Florida tests out print-on-demand paper ballots

Well, we're about to enter a major election year, so why not roll out some brand-spanking-new voting technology to test on residents of the most notoriously voting-inept state in the whole union? At least, that must have been what Florida legislators were thinking when 27 counties decided to implement a new print-on-demand ballot system to create the optical scan ballots right as voters need them.

While the optical scan system is quite tried-and-true, the new machines will create ballots customized for a voter's particular party (useful in primaries where, in FL you're only allowed to vote for the party you're registered in). This is supposed to further decrease confusion and ballot clutter, which is good.
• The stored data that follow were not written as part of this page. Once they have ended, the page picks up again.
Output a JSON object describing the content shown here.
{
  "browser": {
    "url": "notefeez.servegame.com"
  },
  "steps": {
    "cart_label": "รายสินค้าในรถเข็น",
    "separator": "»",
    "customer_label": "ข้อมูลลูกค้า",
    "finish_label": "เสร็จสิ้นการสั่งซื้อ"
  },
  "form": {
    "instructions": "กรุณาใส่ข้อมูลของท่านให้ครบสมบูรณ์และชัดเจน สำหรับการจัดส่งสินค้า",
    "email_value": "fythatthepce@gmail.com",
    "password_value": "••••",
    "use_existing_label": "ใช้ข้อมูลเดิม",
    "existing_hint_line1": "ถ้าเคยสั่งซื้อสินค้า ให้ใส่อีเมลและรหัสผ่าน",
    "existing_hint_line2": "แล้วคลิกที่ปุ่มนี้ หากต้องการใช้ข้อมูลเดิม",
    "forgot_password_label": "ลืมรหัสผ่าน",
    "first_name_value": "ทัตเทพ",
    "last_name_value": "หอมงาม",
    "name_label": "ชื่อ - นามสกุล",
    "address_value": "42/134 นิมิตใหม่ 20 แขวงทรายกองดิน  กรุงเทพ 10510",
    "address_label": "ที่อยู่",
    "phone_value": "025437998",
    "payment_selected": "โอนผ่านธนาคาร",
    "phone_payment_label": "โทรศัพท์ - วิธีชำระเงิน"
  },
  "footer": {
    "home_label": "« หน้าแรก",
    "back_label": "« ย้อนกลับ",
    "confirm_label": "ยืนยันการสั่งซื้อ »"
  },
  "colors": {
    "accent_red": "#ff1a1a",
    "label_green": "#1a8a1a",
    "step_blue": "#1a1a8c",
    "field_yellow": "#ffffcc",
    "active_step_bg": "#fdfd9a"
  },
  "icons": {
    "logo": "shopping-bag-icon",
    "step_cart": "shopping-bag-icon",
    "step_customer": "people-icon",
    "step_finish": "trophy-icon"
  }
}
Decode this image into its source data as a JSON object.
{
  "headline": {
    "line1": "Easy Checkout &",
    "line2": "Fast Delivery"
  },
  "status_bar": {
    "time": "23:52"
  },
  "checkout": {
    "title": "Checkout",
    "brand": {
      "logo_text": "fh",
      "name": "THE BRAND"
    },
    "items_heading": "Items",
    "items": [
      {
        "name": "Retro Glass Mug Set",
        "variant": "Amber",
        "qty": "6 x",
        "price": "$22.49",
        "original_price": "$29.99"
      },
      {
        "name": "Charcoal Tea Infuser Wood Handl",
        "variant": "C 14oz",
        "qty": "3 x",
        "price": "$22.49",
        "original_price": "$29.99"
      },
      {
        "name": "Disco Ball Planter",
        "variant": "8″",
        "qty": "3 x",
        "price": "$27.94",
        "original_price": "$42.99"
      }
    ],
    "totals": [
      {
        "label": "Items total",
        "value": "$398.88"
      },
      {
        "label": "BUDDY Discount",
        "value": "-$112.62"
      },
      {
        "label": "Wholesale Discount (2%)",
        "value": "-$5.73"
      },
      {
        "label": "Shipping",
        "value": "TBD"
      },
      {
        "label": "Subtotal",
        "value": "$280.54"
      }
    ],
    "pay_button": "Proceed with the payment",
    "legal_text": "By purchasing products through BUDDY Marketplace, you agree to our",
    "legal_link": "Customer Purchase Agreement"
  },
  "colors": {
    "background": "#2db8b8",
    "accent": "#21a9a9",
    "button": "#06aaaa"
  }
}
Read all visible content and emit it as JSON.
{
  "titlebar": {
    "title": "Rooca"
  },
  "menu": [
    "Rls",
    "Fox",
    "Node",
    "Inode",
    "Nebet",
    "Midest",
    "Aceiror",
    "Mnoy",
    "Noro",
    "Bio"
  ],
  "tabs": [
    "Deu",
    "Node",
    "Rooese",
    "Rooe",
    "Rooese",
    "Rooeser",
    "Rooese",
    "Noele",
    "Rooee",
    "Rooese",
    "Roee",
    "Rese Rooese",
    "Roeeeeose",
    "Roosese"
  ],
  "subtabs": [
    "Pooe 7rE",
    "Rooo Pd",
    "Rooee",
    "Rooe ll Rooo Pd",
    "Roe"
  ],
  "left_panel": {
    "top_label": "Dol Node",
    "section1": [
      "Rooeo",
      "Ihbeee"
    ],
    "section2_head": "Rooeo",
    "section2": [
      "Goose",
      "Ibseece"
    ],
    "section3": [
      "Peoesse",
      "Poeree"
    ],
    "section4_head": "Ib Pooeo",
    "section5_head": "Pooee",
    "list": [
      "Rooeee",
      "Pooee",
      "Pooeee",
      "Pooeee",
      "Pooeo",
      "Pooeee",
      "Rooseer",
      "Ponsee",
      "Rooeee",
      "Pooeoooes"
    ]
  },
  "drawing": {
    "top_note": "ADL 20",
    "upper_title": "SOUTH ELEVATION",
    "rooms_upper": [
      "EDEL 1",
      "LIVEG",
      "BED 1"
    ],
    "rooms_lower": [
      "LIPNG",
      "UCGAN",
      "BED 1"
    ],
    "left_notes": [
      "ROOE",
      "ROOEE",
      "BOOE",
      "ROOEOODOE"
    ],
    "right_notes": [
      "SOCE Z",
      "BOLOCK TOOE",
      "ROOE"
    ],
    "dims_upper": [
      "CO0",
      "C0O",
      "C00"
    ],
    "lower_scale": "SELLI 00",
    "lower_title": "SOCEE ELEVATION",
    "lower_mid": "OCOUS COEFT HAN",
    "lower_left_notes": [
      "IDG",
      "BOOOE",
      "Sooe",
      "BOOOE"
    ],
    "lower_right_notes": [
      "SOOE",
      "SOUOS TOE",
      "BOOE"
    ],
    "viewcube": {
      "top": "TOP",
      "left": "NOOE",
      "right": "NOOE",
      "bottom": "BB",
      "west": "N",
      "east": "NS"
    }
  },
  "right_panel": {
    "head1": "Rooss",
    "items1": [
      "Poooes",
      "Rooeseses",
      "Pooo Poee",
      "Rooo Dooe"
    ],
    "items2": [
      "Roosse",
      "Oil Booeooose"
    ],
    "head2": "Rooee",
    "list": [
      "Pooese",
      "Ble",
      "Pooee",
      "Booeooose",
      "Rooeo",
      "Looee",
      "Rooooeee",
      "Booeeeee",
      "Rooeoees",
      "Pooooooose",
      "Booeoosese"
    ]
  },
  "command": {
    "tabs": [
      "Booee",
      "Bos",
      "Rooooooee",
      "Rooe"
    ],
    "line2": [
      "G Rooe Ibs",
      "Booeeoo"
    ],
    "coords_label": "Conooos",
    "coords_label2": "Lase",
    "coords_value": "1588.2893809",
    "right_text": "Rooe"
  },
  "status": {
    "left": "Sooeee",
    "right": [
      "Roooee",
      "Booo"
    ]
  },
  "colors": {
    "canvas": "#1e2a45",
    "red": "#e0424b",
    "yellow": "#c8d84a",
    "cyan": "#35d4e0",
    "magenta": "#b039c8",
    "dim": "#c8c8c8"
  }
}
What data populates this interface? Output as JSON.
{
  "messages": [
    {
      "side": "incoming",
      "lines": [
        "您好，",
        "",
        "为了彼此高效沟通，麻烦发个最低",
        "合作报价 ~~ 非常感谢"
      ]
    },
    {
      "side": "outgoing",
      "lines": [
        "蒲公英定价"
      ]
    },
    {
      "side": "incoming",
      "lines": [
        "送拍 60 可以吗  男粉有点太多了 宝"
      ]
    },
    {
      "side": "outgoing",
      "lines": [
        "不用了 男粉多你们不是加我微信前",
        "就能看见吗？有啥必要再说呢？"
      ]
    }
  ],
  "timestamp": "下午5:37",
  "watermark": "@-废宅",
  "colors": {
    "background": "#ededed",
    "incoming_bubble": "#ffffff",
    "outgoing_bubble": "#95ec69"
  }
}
Of course, as anybody who's ever worked on a big kiosk project knows, putting printers out in the real world = all sorts of problems including paper jams, misfeeds and the like. What happens to a paper ballot that has been slightly mis-printed when you run it through the optical scanner? What happens when a machine jams up? Will all polling stations have backup equipment? Will pollworker training be better than it was for e-voting initiatives in 2000 and 2004 (God I hope so)?

Aside from simplifying each voter's ballot, the major reason for implementing the print on demand system is actually cost reduction, according to this article in the St Petersberg Times. Apparently the heavy paper stock that the optical ballots require is rather expensive, so reducing waste ballots by only printing the exact number and type required will allow counties using the system to be more efficient (one legislator expected that they would have saved $45,000 and 600 staff hours had the system been in place for the 2006 elections).

Admittedly, anything that doesn't rely on Windows-based touch screen computers and lacking any kind of verifiable paper trail is going to be a big improvement over the 2004 Florida systems. Still, introducing complexity in a state where people couldn't tell the difference between "Left Side" and "Right Side" in 2000 isn't necessarily a good idea.

We'll get our first peek at the new tech in late January when Florida holds its presidential primaries.